The Outer Worlds 2 scratches that specific itch: walking into a situation, reading the room, and deciding whether you’re going to be the responsible adult, the charming disaster, or the person who quick-saves before saying something unforgivable.

  • What it did best: letting choices feel like character, not checkboxes.
  • Why it made the list: it respects your agency and your curiosity.
  • The downside: if decision paralysis is your hobby, welcome home.

Clair Obscur: Expedition 33

Gorgeous, heavy, and not afraid to be weird.

Clair Obscur: Expedition 33 is pure commitment. Tone, art direction, mood—everything is deliberate. It doesn’t explain itself like you’re new here, and I love it for that. It’s the kind of game that leaves a mark because it’s trying to say something, not just entertain you between battle passes.

  • What it did best: atmosphere with teeth.
  • Why it made the list: it commits to the bit and drags you with it.
  • The downside: not a “cozy” game—more like a beautiful gut-punch.

Star Wars: The Old Republic

Key Art for Patch 7.8 of Star Wars The Old Republic, titled Galactic Threads

Galactic Threads Key Art

The MMO I boot up when I want story first.

SWTOR is still my “I want to live in Star Wars for a while” button. The class stories remain the secret sauce, and the game is at its best when you let it be what it is: a narrative-driven MMO where your character actually feels like your character.
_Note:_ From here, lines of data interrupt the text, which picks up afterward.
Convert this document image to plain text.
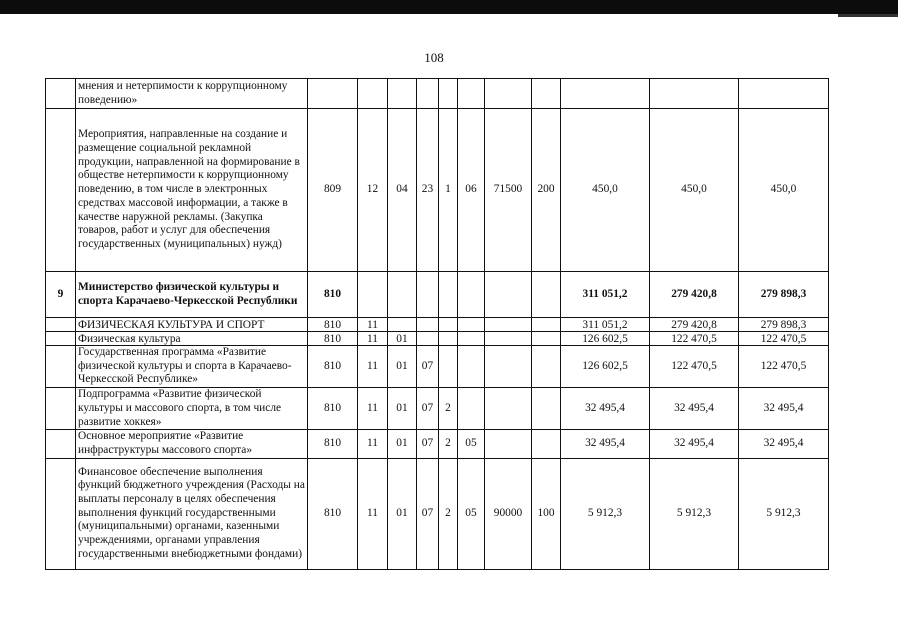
108
	мнения и нетерпимости к коррупционному поведению»											
	Мероприятия, направленные на создание и размещение социальной рекламной продукции, направленной на формирование в обществе нетерпимости к коррупционному поведению, в том числе в электронных средствах массовой информации, а также в качестве наружной рекламы. (Закупка товаров, работ и услуг для обеспечения государственных (муниципальных) нужд)	809	12	04	23	1	06	71500	200	450,0	450,0	450,0
9	Министерство физической культуры и спорта Карачаево-Черкесской Республики	810								311 051,2	279 420,8	279 898,3
	ФИЗИЧЕСКАЯ КУЛЬТУРА И СПОРТ	810	11							311 051,2	279 420,8	279 898,3
	Физическая культура	810	11	01						126 602,5	122 470,5	122 470,5
	Государственная программа «Развитие физической культуры и спорта в Карачаево-Черкесской Республике»	810	11	01	07					126 602,5	122 470,5	122 470,5
	Подпрограмма «Развитие физической культуры и массового спорта, в том числе развитие хоккея»	810	11	01	07	2				32 495,4	32 495,4	32 495,4
	Основное мероприятие «Развитие инфраструктуры массового спорта»	810	11	01	07	2	05			32 495,4	32 495,4	32 495,4
	Финансовое обеспечение выполнения функций бюджетного учреждения (Расходы на выплаты персоналу в целях обеспечения выполнения функций государственными (муниципальными) органами, казенными учреждениями, органами управления государственными внебюджетными фондами)	810	11	01	07	2	05	90000	100	5 912,3	5 912,3	5 912,3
  • What it did best: story-forward Star Wars immersion.
  • Why it made the list: it’s comfort food with lightsabers.
  • The downside: you can feel the age sometimes… until a story beat lands and you forgive everything.

TL;DR (For The Skippers)

  • Dune: Awakening — survival MMO tension done right; Arrakis is your villain.
  • World of Warcraft — the forever-game; comfort + chaos + progression loops.
  • ARC Raiders — extraction shooter that creates stories every run.
  • The Outer Worlds 2 — choice-driven RPG with personality and sharp writing.
  • Clair Obscur: Expedition 33 — stylish, heavy, unforgettable vibes.
  • Star Wars: The Old Republic — still one of the best “story-first” Star Wars games.

And yeah, if you played any of these this year too: I get it. We’re all the same brand of doomed.